А какие приемы, балы и карнавалы устраивал эрцгерцог Андреас в своем дворце, куда с не меньшим пиететом, чем к самому императору, съезжалась вся аристократическая Вена! Говорили, что в иной вечер на его торжествах сжигали одних свечей не менее чем на двадцать тысяч. Да что там свечи! В его галерее находились самые ценные, наверное, во всей Европе картины и скульптуры, в его гостиных звучала музыка Бетховена и Гайдна, которую исполняли сами авторы.
Кто бы ни приезжал в Вену — из Петербурга или Берлина, Дрездена или даже, скажем, из Лондона, — не могли обойти дворец Разумовского, окна которого приветливо манили к себе радугою немеркнущих огней, не затухающих до самого рассвета. И, если бы в те годы Вена не была одною из главных европейских столиц, как любили с гордостью говорить сами венцы, герцог Андреас, несомненно, сделал бы ее таковою.
Молодая княгиня Багратион всего какую-нибудь неделю-другую погостила у своей бабушки, Марии Николаевны Скавронской, урожденной баронессы Строгановой, как ей тут же наскучил Неаполь.
— Мне уже лучше. Мой сплин — не от нездоровья, а от затхлости гатчинской и петербургской жизни. И что мне теперь крайне необходимо — свобода, свобода и свобода! А сие окружение может предоставить только столица всех столиц — Вена, — откровенно объяснила бабушке состояние своей души очаровательная притворщица и направилась в Австрию.

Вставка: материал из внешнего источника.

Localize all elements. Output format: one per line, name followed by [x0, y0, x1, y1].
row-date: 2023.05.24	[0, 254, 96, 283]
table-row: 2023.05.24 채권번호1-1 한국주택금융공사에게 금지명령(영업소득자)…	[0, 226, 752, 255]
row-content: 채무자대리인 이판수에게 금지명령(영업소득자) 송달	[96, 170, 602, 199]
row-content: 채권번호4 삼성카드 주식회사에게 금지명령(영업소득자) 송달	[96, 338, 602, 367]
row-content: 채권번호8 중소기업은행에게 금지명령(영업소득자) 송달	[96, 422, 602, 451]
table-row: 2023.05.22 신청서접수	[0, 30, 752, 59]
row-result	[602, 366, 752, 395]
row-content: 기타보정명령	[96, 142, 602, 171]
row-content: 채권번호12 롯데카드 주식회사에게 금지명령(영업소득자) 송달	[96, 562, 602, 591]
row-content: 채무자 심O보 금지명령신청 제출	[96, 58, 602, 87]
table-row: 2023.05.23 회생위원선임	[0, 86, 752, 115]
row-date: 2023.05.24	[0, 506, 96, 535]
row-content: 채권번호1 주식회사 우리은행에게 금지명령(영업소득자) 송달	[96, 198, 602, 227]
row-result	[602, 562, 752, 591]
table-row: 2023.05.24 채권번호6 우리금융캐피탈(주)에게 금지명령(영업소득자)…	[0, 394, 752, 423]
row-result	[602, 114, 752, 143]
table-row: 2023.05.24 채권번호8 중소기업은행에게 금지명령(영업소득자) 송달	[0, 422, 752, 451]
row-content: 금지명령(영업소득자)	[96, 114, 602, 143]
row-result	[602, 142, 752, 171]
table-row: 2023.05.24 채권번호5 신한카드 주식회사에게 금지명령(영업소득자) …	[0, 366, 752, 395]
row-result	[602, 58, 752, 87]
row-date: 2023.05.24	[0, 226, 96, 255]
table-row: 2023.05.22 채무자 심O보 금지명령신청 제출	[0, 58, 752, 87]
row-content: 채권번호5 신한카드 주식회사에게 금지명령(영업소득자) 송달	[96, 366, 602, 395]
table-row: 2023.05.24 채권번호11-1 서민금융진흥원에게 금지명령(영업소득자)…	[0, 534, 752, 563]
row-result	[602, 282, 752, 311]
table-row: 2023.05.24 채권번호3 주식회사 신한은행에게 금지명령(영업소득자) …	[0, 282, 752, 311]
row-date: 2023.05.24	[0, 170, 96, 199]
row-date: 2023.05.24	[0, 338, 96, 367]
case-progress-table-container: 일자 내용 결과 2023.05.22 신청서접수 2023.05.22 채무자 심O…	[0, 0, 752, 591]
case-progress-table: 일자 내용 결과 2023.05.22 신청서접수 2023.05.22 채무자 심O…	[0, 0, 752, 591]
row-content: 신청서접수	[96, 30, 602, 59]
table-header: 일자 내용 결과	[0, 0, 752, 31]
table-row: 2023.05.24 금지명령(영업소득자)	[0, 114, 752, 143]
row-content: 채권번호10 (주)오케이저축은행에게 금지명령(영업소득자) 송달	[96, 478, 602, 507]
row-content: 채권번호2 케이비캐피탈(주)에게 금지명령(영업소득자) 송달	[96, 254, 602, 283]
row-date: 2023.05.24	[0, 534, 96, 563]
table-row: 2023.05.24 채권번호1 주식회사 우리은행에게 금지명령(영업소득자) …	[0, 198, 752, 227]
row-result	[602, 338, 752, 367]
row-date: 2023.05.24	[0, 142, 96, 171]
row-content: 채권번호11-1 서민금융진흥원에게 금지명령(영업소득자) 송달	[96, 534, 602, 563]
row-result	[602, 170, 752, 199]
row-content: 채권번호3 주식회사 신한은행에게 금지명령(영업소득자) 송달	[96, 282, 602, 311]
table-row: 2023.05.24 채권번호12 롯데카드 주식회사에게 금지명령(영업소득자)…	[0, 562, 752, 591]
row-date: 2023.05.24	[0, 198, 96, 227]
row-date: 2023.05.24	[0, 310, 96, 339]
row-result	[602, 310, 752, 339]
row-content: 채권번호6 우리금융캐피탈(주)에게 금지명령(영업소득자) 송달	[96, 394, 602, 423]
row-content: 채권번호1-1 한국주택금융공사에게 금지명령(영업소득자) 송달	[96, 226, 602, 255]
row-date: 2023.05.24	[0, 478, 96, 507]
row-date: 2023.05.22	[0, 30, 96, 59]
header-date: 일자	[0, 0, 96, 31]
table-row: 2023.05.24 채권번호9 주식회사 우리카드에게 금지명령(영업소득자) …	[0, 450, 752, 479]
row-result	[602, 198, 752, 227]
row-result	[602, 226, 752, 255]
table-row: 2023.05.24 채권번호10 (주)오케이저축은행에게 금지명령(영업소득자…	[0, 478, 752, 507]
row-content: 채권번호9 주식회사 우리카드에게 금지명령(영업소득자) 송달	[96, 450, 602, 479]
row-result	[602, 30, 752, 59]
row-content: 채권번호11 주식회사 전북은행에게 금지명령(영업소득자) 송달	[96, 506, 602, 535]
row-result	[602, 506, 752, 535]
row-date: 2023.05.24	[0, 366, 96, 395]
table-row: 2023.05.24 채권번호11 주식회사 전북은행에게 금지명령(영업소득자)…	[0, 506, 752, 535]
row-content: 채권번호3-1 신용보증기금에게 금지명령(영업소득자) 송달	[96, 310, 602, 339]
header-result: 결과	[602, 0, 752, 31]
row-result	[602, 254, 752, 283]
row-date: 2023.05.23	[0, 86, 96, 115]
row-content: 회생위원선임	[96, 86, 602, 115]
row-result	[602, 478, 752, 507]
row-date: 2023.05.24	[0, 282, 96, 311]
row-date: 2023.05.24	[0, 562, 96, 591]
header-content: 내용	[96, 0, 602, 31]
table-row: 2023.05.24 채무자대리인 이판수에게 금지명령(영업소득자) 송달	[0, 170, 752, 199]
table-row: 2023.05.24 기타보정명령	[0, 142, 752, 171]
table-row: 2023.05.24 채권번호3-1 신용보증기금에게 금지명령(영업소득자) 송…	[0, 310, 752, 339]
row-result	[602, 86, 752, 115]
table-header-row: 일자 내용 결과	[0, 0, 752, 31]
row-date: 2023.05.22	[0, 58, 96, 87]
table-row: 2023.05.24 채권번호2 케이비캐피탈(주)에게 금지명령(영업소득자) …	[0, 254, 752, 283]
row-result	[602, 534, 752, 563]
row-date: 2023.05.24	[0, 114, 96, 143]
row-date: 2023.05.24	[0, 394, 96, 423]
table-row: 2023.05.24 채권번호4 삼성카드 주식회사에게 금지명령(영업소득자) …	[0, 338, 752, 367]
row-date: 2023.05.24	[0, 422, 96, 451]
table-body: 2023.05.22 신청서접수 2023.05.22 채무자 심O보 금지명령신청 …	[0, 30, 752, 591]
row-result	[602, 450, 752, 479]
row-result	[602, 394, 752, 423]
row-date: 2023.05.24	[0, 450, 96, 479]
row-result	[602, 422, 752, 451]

— Като, в Вене ты непременно должна появиться у графа Андрея Разумовского, — напутствовала Мария Николаевна внучку. — Ты, вероятно, не помнишь по молодости лет этого прекрасного мужчину и моего давнего друга еще по петербургским годам. Твой отец в аккурат приехал в Неаполь, чтобы сменить здесь в качестве российского полномочного министра прелестнейшего Андрея Кирилловича. Сколько же было тогда тебе, Като? Три годика, уже пошел как раз четвертый. И я, помнится, представила тогда тебя еще очень молодому, тридцатидвухлетнему красавцу графу Андрею. Так что кланяйся от меня, некогда известной ему графини Скавронской, а того ранее — и юной баронессы Строгановой.
Герцог Андреас принял молодую княгиню Багратион и впрямь как дорогую и желанную гостью. Господи, как в самом деле неумолимо бежит время, если совсем недавно перед его глазами была прелестная жена графа Скавронского со своей маленькой дочерью, и вот эта дочь уже сама — блестящая красавица!
Конечно же он помнит ее малюткою у мамы и у бабушки на руках в их богатом неаполитанском доме. Но дом тот прежде всего запомнился не множеством комнат, не собранием картин, золота, бронзы, хрусталя, и фарфора, а необычною музыкальною атмосферою, которая в нем царила. Человек, впервые переступавший порог сего обиталища, ощущал себя попавшим в оперный театр.
Начать хотя, бы с того, что гостя у дверей встречал лакей и не просто приглашал войти, а произносил сию фразу нараспев. Далее гость оказывался перед метрдотелем, и тот также приятным тенором сообщал, что тотчас доложит хозяину дома. Выходил граф Павел Мартынович. Поклон в сторону гостя — и целый речитатив звучал из его уст, сопровождаемый обворожительною улыбкою.
В гостиной за обеденным столом и в кабинете Скавронский если не с самим гостем, то с прислугою всегда объяснялся ариями. И прислуга отвечала ему в такой же манере. Например, граф приказывал заложить экипаж и объяснял, куда он намерен ехать. Сие произносилось нараспев. И слуга, исполнивший распоряжение, докладывал:
— Ваше сиятельство, каре-ета, ка-ак изво-ли-ли при-ка-зать, по-о-да-на!
Каждому, кто попадал в графский особняк в Неаполе, было ясно, что представление это — не экспромт, а самая настоящая опера, сочиненная самим графом заранее и тщательно, по его настоянию и под его управлением, разученная всем домом.
Но как мерзко звучали мелодии, какое положительное отсутствие всякого слуха демонстрировал всякий раз своим гостям незадачливый граф-меломан!